Monitoring bioluminescent Staphylococcus aureus infections in living mice using a novel luxABCDE construct.
Francis, K.P., Joh, D., Bellinger-Kawahara, C., Hawkinson, M.J., Purchio, T.F. and Contag, P.R.
Infection and Immunity, 68(6), 3594-3600 (2000).
Strains of Staphylococcus aureus were transformed with plasmid DNA containing a Photorhabdus luminescens lux operon (luxABCDE) that was genetically modified to be functional in both gram-positive and gram-negative bacteria. S. aureus cells containing this novel lux construct, downstream of an appropriate promoter sequence, are highly bioluminescent, allowing the detection of fewer than 100 CFU in vitro (direct detection of exponentially dividing cells in liquid culture).
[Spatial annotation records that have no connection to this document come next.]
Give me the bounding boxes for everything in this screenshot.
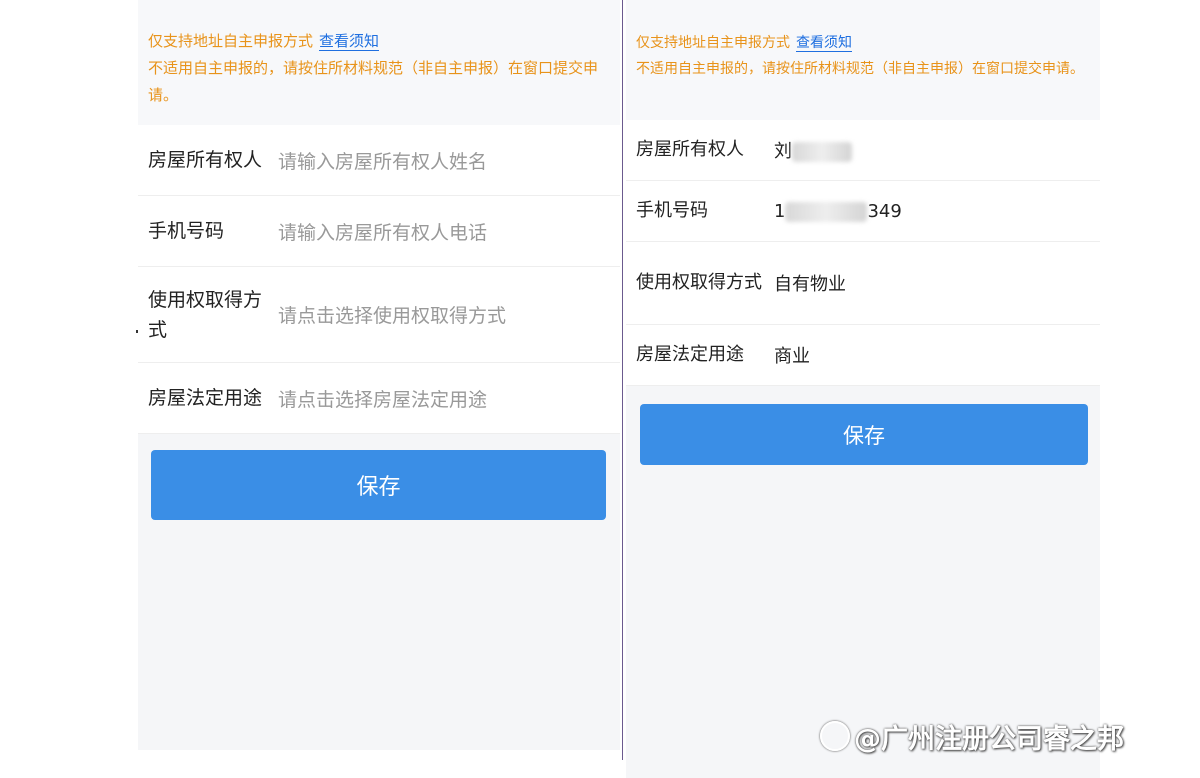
redaction-blur [785,201,868,222]
acquisition-method-select[interactable]: 请点击选择使用权取得方式 [278,301,506,328]
phone-prefix: 1 [774,200,786,222]
owner-name-row[interactable]: 房屋所有权人 请输入房屋所有权人姓名 [138,125,620,196]
save-button[interactable]: 保存 [151,450,606,520]
owner-name-row[interactable]: 房屋所有权人 刘 [626,120,1100,181]
owner-name-visible: 刘 [774,141,792,162]
form-fields: 房屋所有权人 请输入房屋所有权人姓名 手机号码 请输入房屋所有权人电话 使用权取… [138,125,620,434]
notice-banner: 仅支持地址自主申报方式 查看须知 不适用自主申报的，请按住所材料规范（非自主申报）… [626,0,1100,120]
legal-use-row[interactable]: 房屋法定用途 商业 [626,325,1100,386]
phone-input[interactable]: 请输入房屋所有权人电话 [278,218,487,245]
field-label: 房屋所有权人 [636,139,744,160]
legal-use-select[interactable]: 请点击选择房屋法定用途 [278,385,487,412]
field-label: 房屋法定用途 [636,344,744,365]
save-button[interactable]: 保存 [640,404,1088,465]
form-fields: 房屋所有权人 刘 手机号码 1 349 使用权取得方式 自有物业 房屋法定用途 商… [626,120,1100,386]
view-notice-link[interactable]: 查看须知 [319,32,380,51]
watermark-logo-icon [820,721,850,751]
redaction-blur [792,142,852,162]
field-label: 使用权取得方式 [148,288,263,341]
watermark: @广州注册公司睿之邦 [820,714,1124,758]
field-label: 手机号码 [148,220,225,242]
legal-use-row[interactable]: 房屋法定用途 请点击选择房屋法定用途 [138,363,620,434]
phone-suffix: 349 [867,200,902,222]
field-label: 手机号码 [636,200,708,221]
notice-line-1: 仅支持地址自主申报方式 [148,32,314,50]
form-panel-filled: 仅支持地址自主申报方式 查看须知 不适用自主申报的，请按住所材料规范（非自主申报）… [626,0,1100,778]
field-label: 房屋法定用途 [148,387,263,409]
owner-name-input[interactable]: 请输入房屋所有权人姓名 [278,147,487,174]
watermark-text: @广州注册公司睿之邦 [854,723,1124,755]
form-panel-empty: 仅支持地址自主申报方式 查看须知 不适用自主申报的，请按住所材料规范（非自主申报）… [138,0,620,750]
panel-divider [622,0,623,760]
phone-row[interactable]: 手机号码 1 349 [626,181,1100,242]
notice-line-2: 不适用自主申报的，请按住所材料规范（非自主申报）在窗口提交申请。 [636,61,1084,77]
notice-line-2: 不适用自主申报的，请按住所材料规范（非自主申报）在窗口提交申请。 [148,59,599,104]
owner-name-input[interactable]: 刘 [774,137,852,163]
phone-row[interactable]: 手机号码 请输入房屋所有权人电话 [138,196,620,267]
phone-input[interactable]: 1 349 [774,201,902,222]
acquisition-method-select[interactable]: 自有物业 [774,270,846,296]
field-label: 房屋所有权人 [148,149,263,171]
field-label: 使用权取得方式 [636,272,762,293]
view-notice-link[interactable]: 查看须知 [796,35,852,52]
acquisition-method-row[interactable]: 使用权取得方式 请点击选择使用权取得方式 [138,267,620,363]
notice-line-1: 仅支持地址自主申报方式 [636,35,790,51]
legal-use-select[interactable]: 商业 [774,342,810,368]
acquisition-method-row[interactable]: 使用权取得方式 自有物业 [626,242,1100,325]
notice-banner: 仅支持地址自主申报方式 查看须知 不适用自主申报的，请按住所材料规范（非自主申报）… [138,0,620,125]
Furthermore, these bacteria produce light stably at 37 degrees C and do not require exogenous aldehyde substrate, thus allowing S. aureus infections in living animals to be monitored by bioluminescence, Two strains of S, aureus 8325-4 that produce high levels of constitutive bioluminescence were injected into the thigh muscles of mice, and the animals were then either treated with the antibiotic amoxicillin or left untreated. Bioluminescence from bacteria present in the thighs of the mice was monitored in vivo over a period of 24 h. The effectiveness of the antibiotic in the treated animals could be measured by a decrease in the light signal, At 8 h, the infection in both groups of treated animals had begun to clear, as judged by a decrease in bioluminescence, and by 24 h no light signal could be detected, In contrast, both groups of untreated mice had strong bioluminescent signals at 24 h. Quantification of CFU from bacteria extracted from the thigh muscles of the mice correlated well with the bioluminescence data, This paper shows for the first time that bioluminescence offers a method for monitoring S. aureus infections in vivo that is sensitive and noninvasive and requires fewer animals than conventional methodologies.